Creativity, Curiosity, and Connection

Or you can teach others to make their own story. That’s the key to Green Door, where the story is always evolving. Heck, there’s not even a central location or single building—at least not yet—much less one with a green door. (The name is derived from the green door of Schnepf’s family home, which she calls a symbol of creativity, curiosity, and connection.)

Schnepf says she is always looking for classes that harken back to the skills needed by the people who pioneered homesteads a century or more ago. April’s events include building an intentional home garden, brewing kombucha, and growing mushrooms, while May’s classes dive into amending soil, wet felting, quilting, and even improv comedy..

“I hope to give people access to things they can’t get elsewhere,” says Schnepf.

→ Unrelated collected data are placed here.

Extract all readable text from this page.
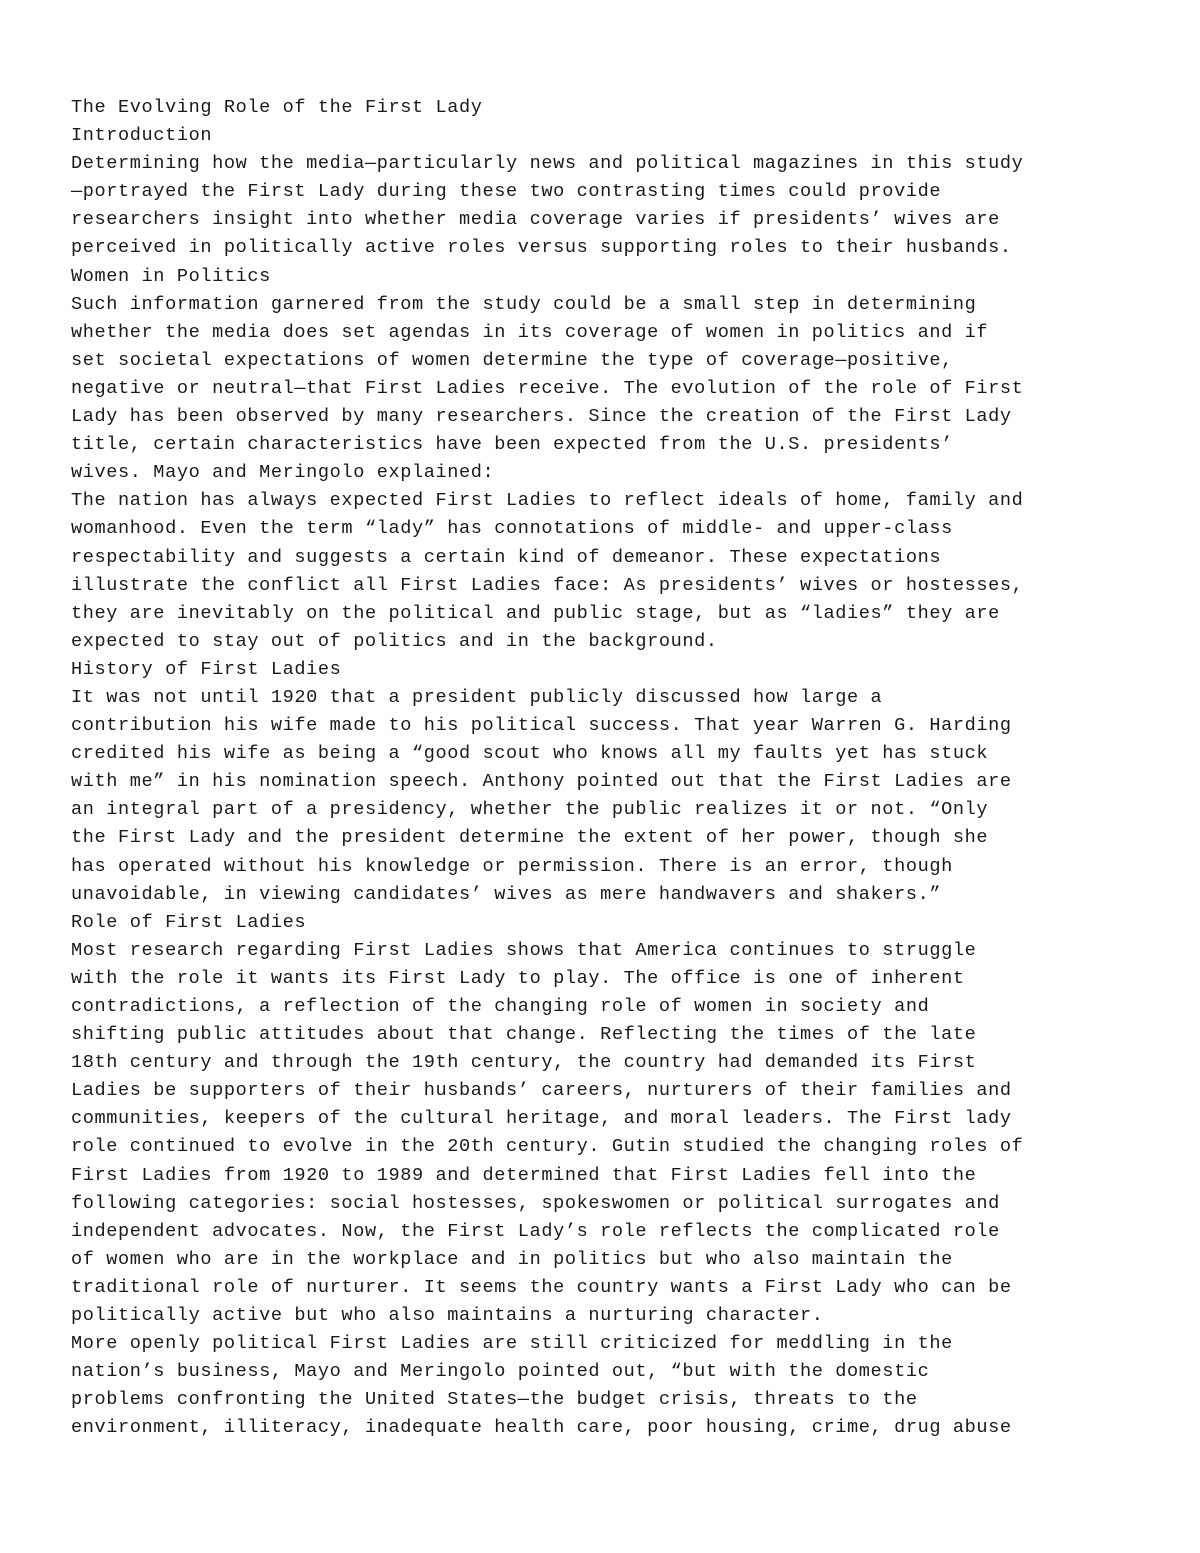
The Evolving Role of the First Lady
Introduction
Determining how the media—particularly news and political magazines in this study
—portrayed the First Lady during these two contrasting times could provide
researchers insight into whether media coverage varies if presidents’ wives are
perceived in politically active roles versus supporting roles to their husbands.
Women in Politics
Such information garnered from the study could be a small step in determining
whether the media does set agendas in its coverage of women in politics and if
set societal expectations of women determine the type of coverage—positive,
negative or neutral—that First Ladies receive. The evolution of the role of First
Lady has been observed by many researchers. Since the creation of the First Lady
title, certain characteristics have been expected from the U.S. presidents’
wives. Mayo and Meringolo explained:
The nation has always expected First Ladies to reflect ideals of home, family and
womanhood. Even the term “lady” has connotations of middle- and upper-class
respectability and suggests a certain kind of demeanor. These expectations
illustrate the conflict all First Ladies face: As presidents’ wives or hostesses,
they are inevitably on the political and public stage, but as “ladies” they are
expected to stay out of politics and in the background.
History of First Ladies
It was not until 1920 that a president publicly discussed how large a
contribution his wife made to his political success. That year Warren G. Harding
credited his wife as being a “good scout who knows all my faults yet has stuck
with me” in his nomination speech. Anthony pointed out that the First Ladies are
an integral part of a presidency, whether the public realizes it or not. “Only
the First Lady and the president determine the extent of her power, though she
has operated without his knowledge or permission. There is an error, though
unavoidable, in viewing candidates’ wives as mere handwavers and shakers.”
Role of First Ladies
Most research regarding First Ladies shows that America continues to struggle
with the role it wants its First Lady to play. The office is one of inherent
contradictions, a reflection of the changing role of women in society and
shifting public attitudes about that change. Reflecting the times of the late
18th century and through the 19th century, the country had demanded its First
Ladies be supporters of their husbands’ careers, nurturers of their families and
communities, keepers of the cultural heritage, and moral leaders. The First lady
role continued to evolve in the 20th century. Gutin studied the changing roles of
First Ladies from 1920 to 1989 and determined that First Ladies fell into the
following categories: social hostesses, spokeswomen or political surrogates and
independent advocates. Now, the First Lady’s role reflects the complicated role
of women who are in the workplace and in politics but who also maintain the
traditional role of nurturer. It seems the country wants a First Lady who can be
politically active but who also maintains a nurturing character.
More openly political First Ladies are still criticized for meddling in the
nation’s business, Mayo and Meringolo pointed out, “but with the domestic
problems confronting the United States—the budget crisis, threats to the
environment, illiteracy, inadequate health care, poor housing, crime, drug abuse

Some of the classes are relatively brief, running just three or four hours. Others are day-long, while some can include the better part of a weekend. The current schedule runs through May, but Schepf is hard at work on more. “I’m putting summer together. We want to do it year-round,” she says.

Spring and summer classes will take place at venues such as Timberlee, SEEDS Farm and Shop, and the Almira Town Hall, as well as the instructors’ home venues, such as Bos Wine Garden, where winemaker David Bos teaches biodynamic farming.

That said, Schnepf isn’t opposed to the idea of a home for all or at least many of the classes. “We’ll get through summer and then look for a home base,” she says. Maybe even one with a door she can paint green.